Dott. LUIGI MARINI – Cons.
Dott. ELISABETTA ROSI – Cons.
Dott. CHIARA GRAZIOSI – Cons. Rel.
Dott. ALESSANDRO MARIA ANDRONI – Cons.
ha pronunciato la seguente
SENTENZA
sul ricorso proposto da:
STIFANO GENNARO N. IL 22/09/1944
STIFANO FABIO N. IL 21/12/1969
STIFANO MURIZIO N. IL 18/09/1972
TIFANO NADIA N. IL 19/02/1974
avverso l’ordinanza n. 240/2011 TRIBUNALE di NAPOLI, di 05/12/2011
sentita la relazione fatta dal Consigliere Dott. CHIARA GRAZIOSI
lette le conclusioni del PG Dott. ” ” che ha cchiesto il rigetto del ricorso
RITENUTO IN FATTO
1. Con ordinanza del 5 dicembre 2011 il Tribunale di Napoli, quale giudice di esecuzione in ordine a incidente sollevato da Stifano Gennaro, Stifano Fabio, Stifano Maurizio e Stifano Nadia quali eredi di Risi Orsola – che avevano chiesto la revoca dell’ordinanza di demolizione di manufatto abusivo perché il decesso della de cuius (che era stata condannata con sentenza divenuta irrevocabile per il reato di cui all’articolo 20, lettera b), l. 47/1985) avrebbe imposto ex articolo 171 c.p. la dichiarazione di estinzione della pena compreso l’ordine di demolizione, perché il giudice avrebbe dovuto valutare se la demolizione era possibile senza compromettere l’immobile sottostante e perché avrebbe dovuto altresì valutare la persistenza dell’interesse pubblico alla demolizione – dichiarava estinta la pena irrogata a Risi Orsola ex articolo 171 c.p. con sentenza del tribunale di Napoli del 17 febbraio 2005, rigettando contestualmente l’istanza di revoca dell’ordine di demolizione.

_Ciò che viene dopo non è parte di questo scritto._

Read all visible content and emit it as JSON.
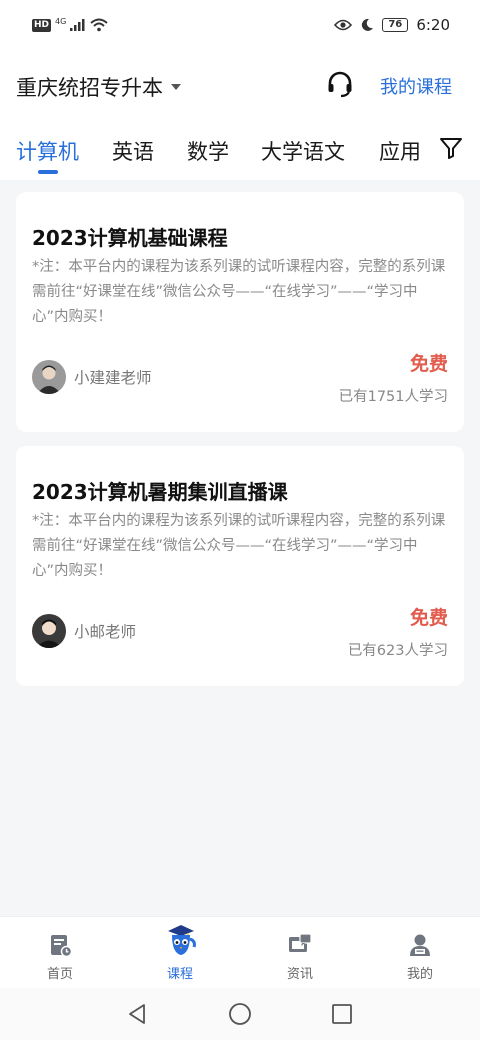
{
  "status_bar": {
    "hd": "HD",
    "network": "4G",
    "battery": "76",
    "time": "6:20"
  },
  "header": {
    "region": "重庆统招专升本",
    "my_courses": "我的课程"
  },
  "tabs": [
    {
      "label": "计算机",
      "active": true
    },
    {
      "label": "英语"
    },
    {
      "label": "数学"
    },
    {
      "label": "大学语文"
    },
    {
      "label": "应用"
    }
  ],
  "courses": [
    {
      "title": "2023计算机基础课程",
      "note": "*注：本平台内的课程为该系列课的试听课程内容，完整的系列课需前往“好课堂在线”微信公众号——“在线学习”——“学习中心”内购买！",
      "teacher": "小建建老师",
      "price": "免费",
      "learners": "已有1751人学习"
    },
    {
      "title": "2023计算机暑期集训直播课",
      "note": "*注：本平台内的课程为该系列课的试听课程内容，完整的系列课需前往“好课堂在线”微信公众号——“在线学习”——“学习中心”内购买！",
      "teacher": "小邮老师",
      "price": "免费",
      "learners": "已有623人学习"
    }
  ],
  "bottom_nav": [
    {
      "label": "首页",
      "icon": "home-icon"
    },
    {
      "label": "课程",
      "icon": "course-mascot-icon",
      "active": true
    },
    {
      "label": "资讯",
      "icon": "news-icon"
    },
    {
      "label": "我的",
      "icon": "profile-icon"
    }
  ],
  "colors": {
    "accent": "#2a6fdb",
    "price": "#e25b4d",
    "background": "#f5f6f8"
  }
}
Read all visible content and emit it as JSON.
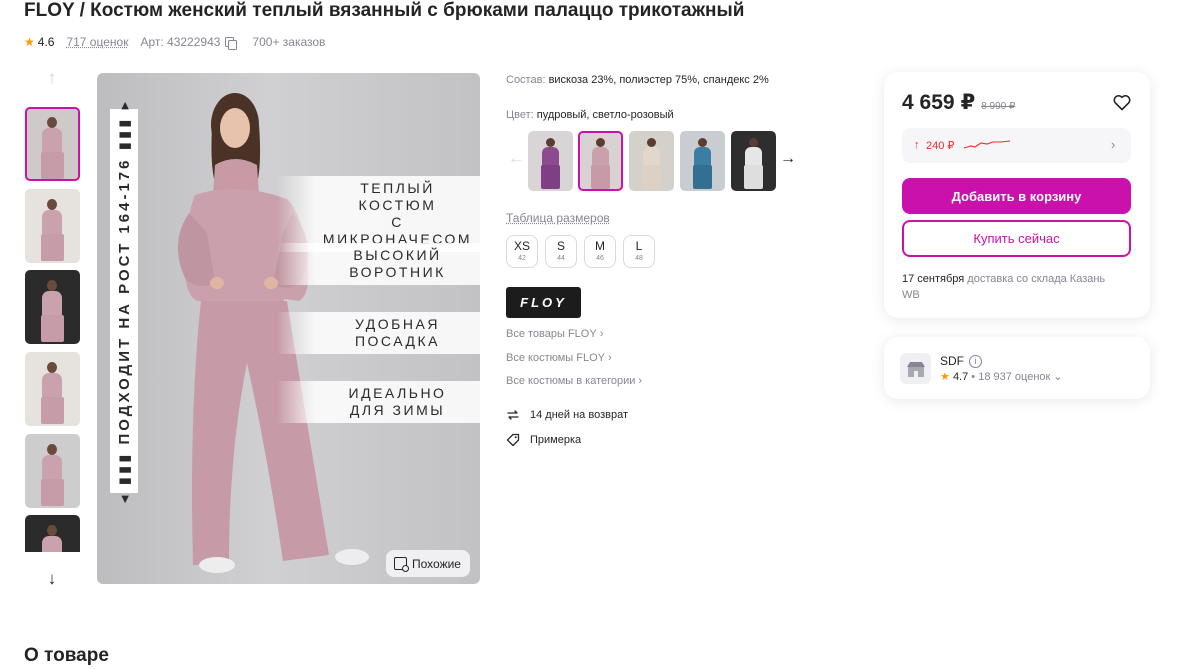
{
  "product": {
    "title": "FLOY / Костюм женский теплый вязанный с брюками палаццо трикотажный",
    "rating": "4.6",
    "reviews": "717 оценок",
    "article": "Арт: 43222943",
    "orders": "700+ заказов"
  },
  "gallery": {
    "vertical_text": "◂ ▮▮▮ ПОДХОДИТ НА РОСТ 164-176 ▮▮▮ ▸",
    "features": [
      "ТЕПЛЫЙ КОСТЮМ\nС МИКРОНАЧЕСОМ",
      "ВЫСОКИЙ\nВОРОТНИК",
      "УДОБНАЯ\nПОСАДКА",
      "ИДЕАЛЬНО\nДЛЯ ЗИМЫ"
    ],
    "similar_label": "Похожие"
  },
  "details": {
    "composition_label": "Состав:",
    "composition_value": "вискоза 23%, полиэстер 75%, спандекс 2%",
    "color_label": "Цвет:",
    "color_value": "пудровый, светло-розовый",
    "size_table_label": "Таблица размеров",
    "sizes": [
      {
        "name": "XS",
        "ru": "42"
      },
      {
        "name": "S",
        "ru": "44"
      },
      {
        "name": "M",
        "ru": "46"
      },
      {
        "name": "L",
        "ru": "48"
      }
    ],
    "brand_logo": "FLOY",
    "links": [
      "Все товары FLOY",
      "Все костюмы FLOY",
      "Все костюмы в категории"
    ],
    "return_text": "14 дней на возврат",
    "fitting_text": "Примерка"
  },
  "buy_card": {
    "price": "4 659",
    "currency": "₽",
    "old_price": "8 990 ₽",
    "price_change": "240 ₽",
    "add_to_cart": "Добавить в корзину",
    "buy_now": "Купить сейчас",
    "delivery_date": "17 сентября",
    "delivery_text": "доставка со склада Казань WB"
  },
  "seller": {
    "name": "SDF",
    "rating": "4.7",
    "reviews": "• 18 937 оценок"
  },
  "section": {
    "about": "О товаре"
  },
  "colors": {
    "accent": "#cb11ab",
    "star": "#ff9900",
    "price_up": "#f42a2a"
  }
}
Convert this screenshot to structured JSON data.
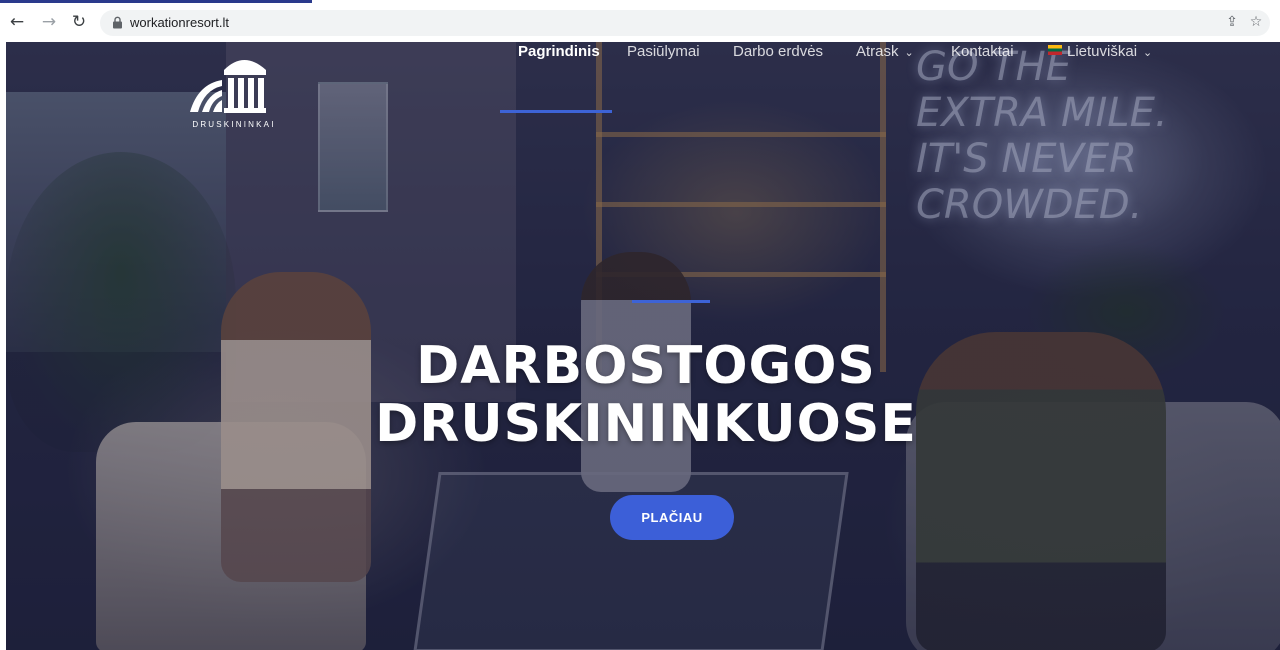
{
  "browser": {
    "url": "workationresort.lt"
  },
  "hero": {
    "neon_sign": [
      "GO THE",
      "EXTRA MILE.",
      "IT'S NEVER",
      "CROWDED."
    ],
    "title": "DARBOSTOGOS DRUSKININKUOSE",
    "cta_label": "PLAČIAU"
  },
  "logo": {
    "text": "DRUSKININKAI"
  },
  "nav": {
    "items": [
      {
        "label": "Pagrindinis",
        "active": true
      },
      {
        "label": "Pasiūlymai"
      },
      {
        "label": "Darbo erdvės"
      },
      {
        "label": "Atrask",
        "has_dropdown": true
      },
      {
        "label": "Kontaktai"
      },
      {
        "label": "Lietuviškai",
        "has_dropdown": true,
        "icon": "lithuania-flag-icon"
      }
    ]
  },
  "colors": {
    "accent": "#3c5fd8",
    "nav_underline": "#3d63d6",
    "overlay": "#14183c"
  }
}
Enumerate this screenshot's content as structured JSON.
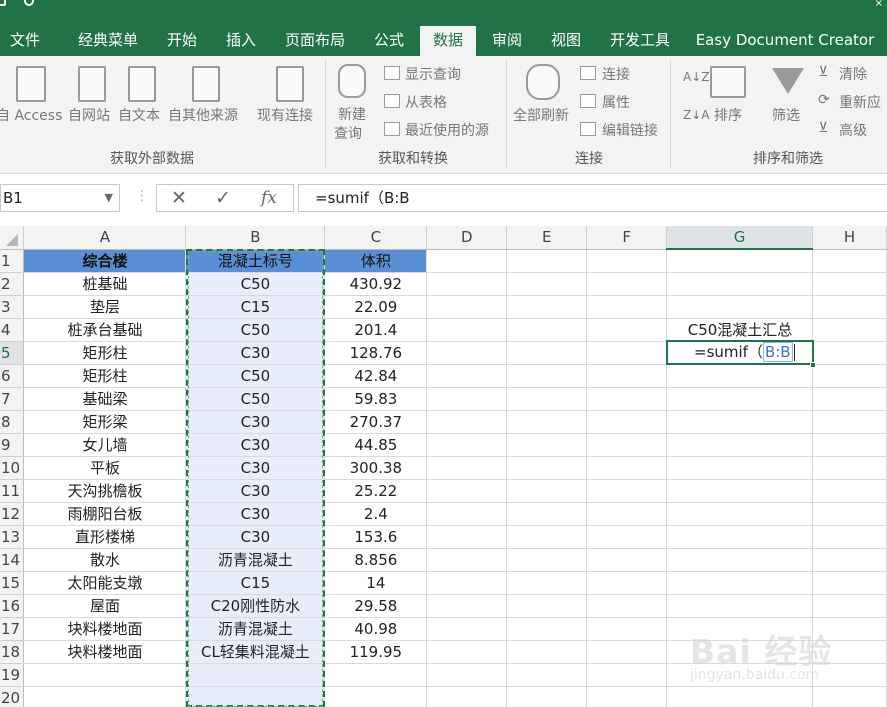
{
  "tabs": [
    "文件",
    "经典菜单",
    "开始",
    "插入",
    "页面布局",
    "公式",
    "数据",
    "审阅",
    "视图",
    "开发工具",
    "Easy Document Creator"
  ],
  "active_tab": "数据",
  "ribbon": {
    "groups": {
      "external": {
        "label": "获取外部数据",
        "items": [
          "自 Access",
          "自网站",
          "自文本",
          "自其他来源",
          "现有连接"
        ]
      },
      "transform": {
        "label": "获取和转换",
        "new_query": [
          "新建",
          "查询"
        ],
        "items": [
          "显示查询",
          "从表格",
          "最近使用的源"
        ]
      },
      "connections": {
        "label": "连接",
        "refresh_all": "全部刷新",
        "items": [
          "连接",
          "属性",
          "编辑链接"
        ]
      },
      "sort_filter": {
        "label": "排序和筛选",
        "sort": "排序",
        "filter": "筛选",
        "items": [
          "清除",
          "重新应",
          "高级"
        ]
      }
    }
  },
  "formula_bar": {
    "name_box": "B1",
    "cancel_icon": "✕",
    "enter_icon": "✓",
    "fx_icon": "fx",
    "formula": "=sumif（B:B"
  },
  "columns": [
    "A",
    "B",
    "C",
    "D",
    "E",
    "F",
    "G",
    "H"
  ],
  "selected_column": "G",
  "selected_row": 5,
  "headers": {
    "A": "综合楼",
    "B": "混凝土标号",
    "C": "体积"
  },
  "rows": [
    {
      "n": 2,
      "a": "桩基础",
      "b": "C50",
      "c": "430.92"
    },
    {
      "n": 3,
      "a": "垫层",
      "b": "C15",
      "c": "22.09"
    },
    {
      "n": 4,
      "a": "桩承台基础",
      "b": "C50",
      "c": "201.4"
    },
    {
      "n": 5,
      "a": "矩形柱",
      "b": "C30",
      "c": "128.76"
    },
    {
      "n": 6,
      "a": "矩形柱",
      "b": "C50",
      "c": "42.84"
    },
    {
      "n": 7,
      "a": "基础梁",
      "b": "C50",
      "c": "59.83"
    },
    {
      "n": 8,
      "a": "矩形梁",
      "b": "C30",
      "c": "270.37"
    },
    {
      "n": 9,
      "a": "女儿墙",
      "b": "C30",
      "c": "44.85"
    },
    {
      "n": 10,
      "a": "平板",
      "b": "C30",
      "c": "300.38"
    },
    {
      "n": 11,
      "a": "天沟挑檐板",
      "b": "C30",
      "c": "25.22"
    },
    {
      "n": 12,
      "a": "雨棚阳台板",
      "b": "C30",
      "c": "2.4"
    },
    {
      "n": 13,
      "a": "直形楼梯",
      "b": "C30",
      "c": "153.6"
    },
    {
      "n": 14,
      "a": "散水",
      "b": "沥青混凝土",
      "c": "8.856"
    },
    {
      "n": 15,
      "a": "太阳能支墩",
      "b": "C15",
      "c": "14"
    },
    {
      "n": 16,
      "a": "屋面",
      "b": "C20刚性防水",
      "c": "29.58"
    },
    {
      "n": 17,
      "a": "块料楼地面",
      "b": "沥青混凝土",
      "c": "40.98"
    },
    {
      "n": 18,
      "a": "块料楼地面",
      "b": "CL轻集料混凝土",
      "c": "119.95"
    },
    {
      "n": 19,
      "a": "",
      "b": "",
      "c": ""
    },
    {
      "n": 20,
      "a": "",
      "b": "",
      "c": ""
    }
  ],
  "g4_label": "C50混凝土汇总",
  "g5_edit": {
    "prefix": "=sumif（",
    "ref": "B:B"
  },
  "watermark": {
    "brand": "Bai 经验",
    "url": "jingyan.baidu.com"
  },
  "colors": {
    "excel_green": "#217346",
    "header_fill": "#5b8fd5",
    "selection_fill": "#e8eef9"
  }
}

Al riguardo osservava che compete al pubblico ministero, quale organo promotore della esecuzione ex articolo 655 c.p.p., determinare le modalità esecutive della demolizione ex articolo 7 l. 47/1985, spettando al giudice dell’esecuzione di valutare solo le prospettazioni delle parti, in difetto di poteri propri di cognizione; e nel caso di specie le allegazioni degli istanti erano del tutto generiche, non avendo identificato circostanze specifiche ostative alla demolizione, ma solo ipotizzato possibilità, appunto generiche, di danneggiamento dell’immobile sottostante.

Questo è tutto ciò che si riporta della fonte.